The annual conference attracts nearly 7,000 attendees and offers 1,000 learning sessions to choose from.
“About two years ago,” says Stinnett, “it was suggested that I apply to be a team leader. I did so, not really believing I stood a chance. Then I was notified that my application had been selected out of hundreds submitted.”
TESOL sent Stinnett to Chicago to train under Jack Hardy who holds a Ph.D. in applied linguistics and was one of the organizers for the 2019 TESOL conference.
“I was in Chicago for a week in March 2018” says Stinnett. “But the real work began that summer with obtaining and scheduling 50 speakers for mentoring sessions with groups of 10 conference attendees per speaker. The choice of who to invite was mine. I tried to vary the list so there were different areas of expertise so as to have topics to attract lots of people. These people come from all over the world — they are authors, university educators, even television hosts, such as David Harrison, the keynote speaker for the entire conference.”

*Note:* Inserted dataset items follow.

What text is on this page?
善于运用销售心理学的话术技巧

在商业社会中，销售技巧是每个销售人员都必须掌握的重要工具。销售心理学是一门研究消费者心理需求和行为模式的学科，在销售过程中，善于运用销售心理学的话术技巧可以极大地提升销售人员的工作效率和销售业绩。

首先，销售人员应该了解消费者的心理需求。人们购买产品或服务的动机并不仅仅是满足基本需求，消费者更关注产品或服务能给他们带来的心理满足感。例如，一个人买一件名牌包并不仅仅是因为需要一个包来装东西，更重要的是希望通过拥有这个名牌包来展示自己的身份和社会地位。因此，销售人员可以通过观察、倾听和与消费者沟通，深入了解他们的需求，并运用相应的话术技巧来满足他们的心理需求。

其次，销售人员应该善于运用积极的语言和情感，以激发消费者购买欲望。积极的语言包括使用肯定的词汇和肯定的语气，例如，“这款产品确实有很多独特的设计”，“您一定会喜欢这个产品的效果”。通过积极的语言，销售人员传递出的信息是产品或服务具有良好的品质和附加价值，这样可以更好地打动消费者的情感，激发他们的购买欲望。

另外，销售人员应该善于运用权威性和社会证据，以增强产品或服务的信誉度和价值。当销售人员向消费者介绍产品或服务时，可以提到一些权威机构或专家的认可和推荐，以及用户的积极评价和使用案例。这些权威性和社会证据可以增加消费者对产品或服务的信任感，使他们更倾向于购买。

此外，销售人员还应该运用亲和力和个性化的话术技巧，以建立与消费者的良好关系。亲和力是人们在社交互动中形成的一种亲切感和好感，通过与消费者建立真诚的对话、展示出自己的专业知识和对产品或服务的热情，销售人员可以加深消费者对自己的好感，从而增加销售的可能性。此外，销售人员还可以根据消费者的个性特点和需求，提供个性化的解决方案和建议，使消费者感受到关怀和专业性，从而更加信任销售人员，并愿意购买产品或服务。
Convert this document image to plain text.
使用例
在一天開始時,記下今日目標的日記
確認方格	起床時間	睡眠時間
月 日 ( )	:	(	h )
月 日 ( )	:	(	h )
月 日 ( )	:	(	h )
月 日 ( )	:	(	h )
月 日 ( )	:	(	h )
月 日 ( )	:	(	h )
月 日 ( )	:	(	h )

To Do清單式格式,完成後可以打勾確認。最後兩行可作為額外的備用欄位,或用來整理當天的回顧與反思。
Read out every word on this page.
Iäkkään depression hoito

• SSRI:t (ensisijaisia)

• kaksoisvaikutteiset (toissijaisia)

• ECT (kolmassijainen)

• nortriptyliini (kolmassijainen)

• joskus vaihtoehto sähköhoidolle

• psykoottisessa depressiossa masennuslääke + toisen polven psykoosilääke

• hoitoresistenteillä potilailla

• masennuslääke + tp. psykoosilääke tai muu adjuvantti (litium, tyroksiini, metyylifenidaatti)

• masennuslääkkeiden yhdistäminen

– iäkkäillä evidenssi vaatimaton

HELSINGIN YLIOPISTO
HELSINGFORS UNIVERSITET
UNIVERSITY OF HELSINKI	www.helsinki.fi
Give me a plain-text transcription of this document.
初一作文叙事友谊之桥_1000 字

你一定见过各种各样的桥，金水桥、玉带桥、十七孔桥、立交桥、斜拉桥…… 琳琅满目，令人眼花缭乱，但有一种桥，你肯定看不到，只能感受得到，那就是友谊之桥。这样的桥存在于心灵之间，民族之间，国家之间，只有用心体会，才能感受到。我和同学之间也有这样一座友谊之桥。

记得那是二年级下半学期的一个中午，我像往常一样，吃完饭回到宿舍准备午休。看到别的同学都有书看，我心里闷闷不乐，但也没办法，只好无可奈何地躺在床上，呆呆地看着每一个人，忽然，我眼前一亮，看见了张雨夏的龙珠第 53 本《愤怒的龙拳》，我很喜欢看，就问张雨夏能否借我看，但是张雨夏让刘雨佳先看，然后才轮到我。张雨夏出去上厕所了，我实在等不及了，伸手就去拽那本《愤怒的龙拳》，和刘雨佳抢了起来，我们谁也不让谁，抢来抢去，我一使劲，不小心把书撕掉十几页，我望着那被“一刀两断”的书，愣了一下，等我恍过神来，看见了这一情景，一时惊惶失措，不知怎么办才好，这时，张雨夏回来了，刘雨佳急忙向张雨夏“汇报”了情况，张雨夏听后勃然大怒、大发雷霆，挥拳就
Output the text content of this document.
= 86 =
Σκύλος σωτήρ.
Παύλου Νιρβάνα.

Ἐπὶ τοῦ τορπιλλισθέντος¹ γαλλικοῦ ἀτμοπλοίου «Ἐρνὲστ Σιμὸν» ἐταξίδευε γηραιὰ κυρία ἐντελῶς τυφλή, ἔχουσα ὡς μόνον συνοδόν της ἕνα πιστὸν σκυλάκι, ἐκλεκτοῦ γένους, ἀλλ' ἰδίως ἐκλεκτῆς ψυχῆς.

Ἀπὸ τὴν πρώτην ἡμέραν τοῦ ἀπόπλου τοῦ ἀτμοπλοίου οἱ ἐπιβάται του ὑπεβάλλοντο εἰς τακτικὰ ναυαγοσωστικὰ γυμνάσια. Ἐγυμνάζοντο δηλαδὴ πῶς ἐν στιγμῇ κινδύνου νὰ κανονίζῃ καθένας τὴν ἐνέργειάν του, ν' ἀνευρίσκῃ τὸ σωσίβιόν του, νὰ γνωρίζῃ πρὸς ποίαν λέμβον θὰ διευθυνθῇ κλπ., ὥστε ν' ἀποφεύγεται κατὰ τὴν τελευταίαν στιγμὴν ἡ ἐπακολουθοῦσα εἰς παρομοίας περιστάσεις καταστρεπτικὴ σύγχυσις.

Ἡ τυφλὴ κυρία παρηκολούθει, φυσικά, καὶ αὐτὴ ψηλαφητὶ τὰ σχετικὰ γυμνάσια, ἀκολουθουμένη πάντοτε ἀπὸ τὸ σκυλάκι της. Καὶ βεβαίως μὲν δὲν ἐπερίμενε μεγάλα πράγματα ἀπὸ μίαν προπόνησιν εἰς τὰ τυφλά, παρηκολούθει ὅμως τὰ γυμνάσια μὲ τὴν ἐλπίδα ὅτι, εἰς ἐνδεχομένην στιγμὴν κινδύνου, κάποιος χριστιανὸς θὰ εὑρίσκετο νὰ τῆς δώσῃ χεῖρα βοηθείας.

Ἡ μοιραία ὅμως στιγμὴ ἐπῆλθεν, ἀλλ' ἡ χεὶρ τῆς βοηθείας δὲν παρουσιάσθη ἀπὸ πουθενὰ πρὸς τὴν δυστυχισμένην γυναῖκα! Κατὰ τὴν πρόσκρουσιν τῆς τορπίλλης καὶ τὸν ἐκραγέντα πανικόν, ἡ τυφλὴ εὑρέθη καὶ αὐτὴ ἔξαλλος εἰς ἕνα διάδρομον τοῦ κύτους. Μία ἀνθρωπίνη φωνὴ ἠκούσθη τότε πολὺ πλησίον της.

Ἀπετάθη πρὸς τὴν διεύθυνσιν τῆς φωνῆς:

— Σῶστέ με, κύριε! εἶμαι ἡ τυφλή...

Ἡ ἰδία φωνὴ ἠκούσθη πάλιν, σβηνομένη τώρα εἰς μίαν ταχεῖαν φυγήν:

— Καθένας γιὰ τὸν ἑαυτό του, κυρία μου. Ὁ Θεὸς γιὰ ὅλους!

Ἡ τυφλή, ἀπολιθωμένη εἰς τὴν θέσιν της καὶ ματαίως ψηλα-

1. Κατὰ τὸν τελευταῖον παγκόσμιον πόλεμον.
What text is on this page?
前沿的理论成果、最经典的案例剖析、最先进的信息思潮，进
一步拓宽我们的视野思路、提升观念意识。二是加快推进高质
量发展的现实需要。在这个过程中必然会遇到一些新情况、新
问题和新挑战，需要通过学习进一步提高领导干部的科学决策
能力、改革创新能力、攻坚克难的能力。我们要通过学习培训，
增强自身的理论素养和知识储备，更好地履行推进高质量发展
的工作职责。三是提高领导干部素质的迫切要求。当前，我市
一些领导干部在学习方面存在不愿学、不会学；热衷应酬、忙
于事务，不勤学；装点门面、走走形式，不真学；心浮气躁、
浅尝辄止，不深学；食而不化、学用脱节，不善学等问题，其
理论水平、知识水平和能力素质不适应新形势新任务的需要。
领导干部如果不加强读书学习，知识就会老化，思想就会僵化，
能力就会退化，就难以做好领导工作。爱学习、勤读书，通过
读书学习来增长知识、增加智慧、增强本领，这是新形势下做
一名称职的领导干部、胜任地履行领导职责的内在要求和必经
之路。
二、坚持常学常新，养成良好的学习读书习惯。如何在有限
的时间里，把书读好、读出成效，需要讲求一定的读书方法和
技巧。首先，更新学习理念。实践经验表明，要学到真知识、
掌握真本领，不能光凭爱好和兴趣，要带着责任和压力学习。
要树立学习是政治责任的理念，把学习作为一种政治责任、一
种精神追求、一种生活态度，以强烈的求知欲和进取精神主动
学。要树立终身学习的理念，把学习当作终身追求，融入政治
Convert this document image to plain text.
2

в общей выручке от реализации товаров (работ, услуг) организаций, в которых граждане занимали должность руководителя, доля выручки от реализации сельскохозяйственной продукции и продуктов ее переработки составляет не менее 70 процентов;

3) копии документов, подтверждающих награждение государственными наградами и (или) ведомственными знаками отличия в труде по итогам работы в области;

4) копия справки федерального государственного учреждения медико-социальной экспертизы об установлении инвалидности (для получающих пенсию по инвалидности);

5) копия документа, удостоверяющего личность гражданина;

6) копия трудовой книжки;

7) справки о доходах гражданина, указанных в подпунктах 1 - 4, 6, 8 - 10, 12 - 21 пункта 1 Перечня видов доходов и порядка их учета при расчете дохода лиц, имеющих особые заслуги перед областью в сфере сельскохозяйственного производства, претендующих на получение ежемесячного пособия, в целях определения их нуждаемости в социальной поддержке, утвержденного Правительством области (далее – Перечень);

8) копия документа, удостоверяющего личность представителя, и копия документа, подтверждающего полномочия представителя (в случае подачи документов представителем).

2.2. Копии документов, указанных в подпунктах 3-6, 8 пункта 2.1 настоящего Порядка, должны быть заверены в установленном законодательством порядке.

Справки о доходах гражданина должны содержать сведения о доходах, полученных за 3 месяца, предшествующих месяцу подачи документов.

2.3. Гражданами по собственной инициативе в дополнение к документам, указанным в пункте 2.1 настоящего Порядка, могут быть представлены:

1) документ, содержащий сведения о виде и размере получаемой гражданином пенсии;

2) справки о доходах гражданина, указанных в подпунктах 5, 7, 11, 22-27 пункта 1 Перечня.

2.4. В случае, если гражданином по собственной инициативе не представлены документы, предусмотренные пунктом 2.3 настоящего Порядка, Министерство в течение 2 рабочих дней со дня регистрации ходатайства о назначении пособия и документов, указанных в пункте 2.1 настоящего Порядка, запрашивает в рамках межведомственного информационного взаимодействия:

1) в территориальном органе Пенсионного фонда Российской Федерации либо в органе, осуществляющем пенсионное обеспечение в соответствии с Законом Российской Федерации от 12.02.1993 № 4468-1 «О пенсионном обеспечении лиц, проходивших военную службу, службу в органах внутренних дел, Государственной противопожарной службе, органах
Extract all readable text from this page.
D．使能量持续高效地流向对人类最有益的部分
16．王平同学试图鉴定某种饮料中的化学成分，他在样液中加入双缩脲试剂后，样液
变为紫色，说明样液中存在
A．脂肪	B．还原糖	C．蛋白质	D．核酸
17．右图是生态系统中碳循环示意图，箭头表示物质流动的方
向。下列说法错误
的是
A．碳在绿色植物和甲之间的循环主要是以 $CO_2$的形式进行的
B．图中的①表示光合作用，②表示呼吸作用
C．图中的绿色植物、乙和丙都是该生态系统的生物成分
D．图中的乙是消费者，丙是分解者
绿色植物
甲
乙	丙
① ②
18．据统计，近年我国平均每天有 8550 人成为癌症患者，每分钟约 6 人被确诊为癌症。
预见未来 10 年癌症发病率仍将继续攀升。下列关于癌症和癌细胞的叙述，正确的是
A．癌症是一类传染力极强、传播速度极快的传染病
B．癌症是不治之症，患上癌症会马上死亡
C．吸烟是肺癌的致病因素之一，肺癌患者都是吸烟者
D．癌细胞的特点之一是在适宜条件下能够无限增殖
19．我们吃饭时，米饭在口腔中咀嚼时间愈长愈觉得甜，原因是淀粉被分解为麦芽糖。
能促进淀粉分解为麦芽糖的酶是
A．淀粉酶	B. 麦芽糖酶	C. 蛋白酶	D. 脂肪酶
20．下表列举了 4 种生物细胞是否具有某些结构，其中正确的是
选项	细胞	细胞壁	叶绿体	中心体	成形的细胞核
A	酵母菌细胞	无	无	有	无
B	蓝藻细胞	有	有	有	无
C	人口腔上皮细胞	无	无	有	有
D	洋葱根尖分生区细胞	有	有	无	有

Stinnett says there are more than 80 students in the Walker County school system who are served by the system’s English to Speakers of Other Languages program (ESOL). “Many more students are multi-lingual,” she says. “These students bring a rich cultural background to this area. Through their eyes, classmates are able to learn first-hand about other countries they may or may not have the opportunity to visit.”
Of her experience as a team leader for the TESOL conference, Stinnett says the big lessons she learned were “do not procrastinate. When working with people, anything can happen. Get everything accomplished and prepare to be flexible, even at the last minute.”
The biggest challenge teaching ESOL, says Stinnett, is overcoming bias that pops up from time to time. “All God’s children, great and small, he who made them loves them all’ is often my response to adults who have unkind things to say,” says Stinnett. “Kindness is so easy. Everyone should try it.”